# Solvers API

Prismo provides a unified solver interface that supports multiple electromagnetic simulation methods. All solvers implement the same base interface, allowing you to switch between different solvers transparently.

## Solver Interface

```{eval-rst}
.. automodule:: prismo.solvers.base
   :members:
   :undoc-members:
   :show-inheritance:
```

## Base Classes

### SolverBase

```{eval-rst}
.. autoclass:: prismo.solvers.base.SolverBase
   :members:
   :undoc-members:
```

### TimeDomainSolver

Base class for time-domain solvers (FDTD, MEEP). These solvers advance fields in time using time-stepping.

```{eval-rst}
.. autoclass:: prismo.solvers.base.TimeDomainSolver
   :members:
   :undoc-members:
```

### FrequencyDomainSolver

Base class for frequency-domain solvers (FEM). These solvers solve for fields at specific frequencies.

```{eval-rst}
.. autoclass:: prismo.solvers.base.FrequencyDomainSolver
   :members:
   :undoc-members:
```

## Solver Implementations

### FDTDSolver

Native FDTD (Finite-Difference Time-Domain) solver implementation. This is the default solver and provides high performance with GPU acceleration support.

```{eval-rst}
.. autoclass:: prismo.core.solver.FDTDSolver
   :members:
   :undoc-members:
```

**Example Usage:**

```python
from prismo.core import Simulation

# Create simulation with FDTD solver (default)
sim = Simulation(
    size=(10e-6, 5e-6, 0),
    resolution=50e6,
    solver_type="fdtd"  # This is the default
)

# Or create solver directly
from prismo.core.solver import FDTDSolver
from prismo.core.grid import YeeGrid, GridSpec

grid_spec = GridSpec(size=(10e-6, 5e-6, 0), resolution=50e6)
grid = YeeGrid(grid_spec)
solver = FDTDSolver(grid)
```

### MEEPSolver

Wrapper for MIT MEEP FDTD solver. This provides access to MEEP's advanced features while maintaining compatibility with Prismo's interface.

**Note**: MEEP is an optional dependency. Install with:
```bash
conda install -c conda-forge pymeeus meep
```

```{eval-rst}
.. autoclass:: prismo.solvers.meep_solver.MEEPSolver
   :members:
   :undoc-members:
```

**Example Usage:**

```python
from prismo.core import Simulation

# Create simulation with MEEP solver
sim = Simulation(
    size=(10e-6, 5e-6, 0),
    resolution=50e6,
    solver_type="meep"  # Use MEEP solver
)
```

**Note**: The MEEP solver wrapper is currently a placeholder implementation. Full integration with MEEP's geometry and material systems is planned for future releases.

### FEMSolver

Finite Element Method (FEM) solver using FEniCS/dolfinx for frequency-domain and eigenvalue electromagnetic problems.

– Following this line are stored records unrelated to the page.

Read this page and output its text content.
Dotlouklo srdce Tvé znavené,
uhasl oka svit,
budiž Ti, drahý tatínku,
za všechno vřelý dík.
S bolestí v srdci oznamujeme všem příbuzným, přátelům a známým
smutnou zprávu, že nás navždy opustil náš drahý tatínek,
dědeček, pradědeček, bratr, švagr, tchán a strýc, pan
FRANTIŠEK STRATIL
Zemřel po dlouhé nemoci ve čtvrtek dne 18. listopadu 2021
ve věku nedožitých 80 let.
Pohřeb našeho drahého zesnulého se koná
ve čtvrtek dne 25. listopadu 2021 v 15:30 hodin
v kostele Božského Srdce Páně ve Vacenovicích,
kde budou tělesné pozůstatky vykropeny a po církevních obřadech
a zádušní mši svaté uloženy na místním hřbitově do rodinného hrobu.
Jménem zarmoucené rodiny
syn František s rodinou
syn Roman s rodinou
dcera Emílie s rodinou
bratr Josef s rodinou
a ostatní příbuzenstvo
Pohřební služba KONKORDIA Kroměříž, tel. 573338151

**Note**: FEniCS is an optional dependency and is not available on PyPI. Install with:
```bash
conda install -c conda-forge fenics-dolfinx
```

Or install from source: https://fenicsproject.org/download/

```{eval-rst}
.. autoclass:: prismo.solvers.fem_solver.FEMSolver
   :members:
   :undoc-members:
```

**Example Usage:**

```python
from prismo.core import Simulation

# Create simulation with FEM solver
sim = Simulation(
    size=(10e-6, 5e-6, 0),
    resolution=50e6,
    solver_type="fem"  # Use FEM solver
)

# For frequency-domain problems
fields = sim.solver.solve(frequency=193e12)  # 1550 nm

# For eigenvalue problems (e.g., waveguide modes)
eigenvalues, eigenmodes = sim.solver.solve_eigenvalue(num_modes=3)
```

**Note**: The FEM solver is currently a placeholder implementation. Full integration with FEniCS mesh generation, weak form assembly, and boundary conditions is planned for future releases.

## Choosing a Solver

- **FDTD (default)**: Best for time-domain simulations, transient analysis, and broadband frequency sweeps. Supports GPU acceleration.
- **MEEP**: Useful when you need MEEP's specific features or want to compare results with MEEP simulations.
- **FEM**: Best for frequency-domain problems, eigenvalue analysis (waveguide modes), and problems requiring unstructured meshes.

## Solver Selection in Simulation

The solver type is specified when creating a `Simulation`:

```python
sim = Simulation(
    size=(10e-6, 5e-6, 0),
    resolution=50e6,
    solver_type="fdtd"  # Options: "fdtd", "meep", "fem"
)
```

All solvers provide the same interface, so you can switch between them without changing your simulation code (except for frequency-domain specific methods in FEM solver).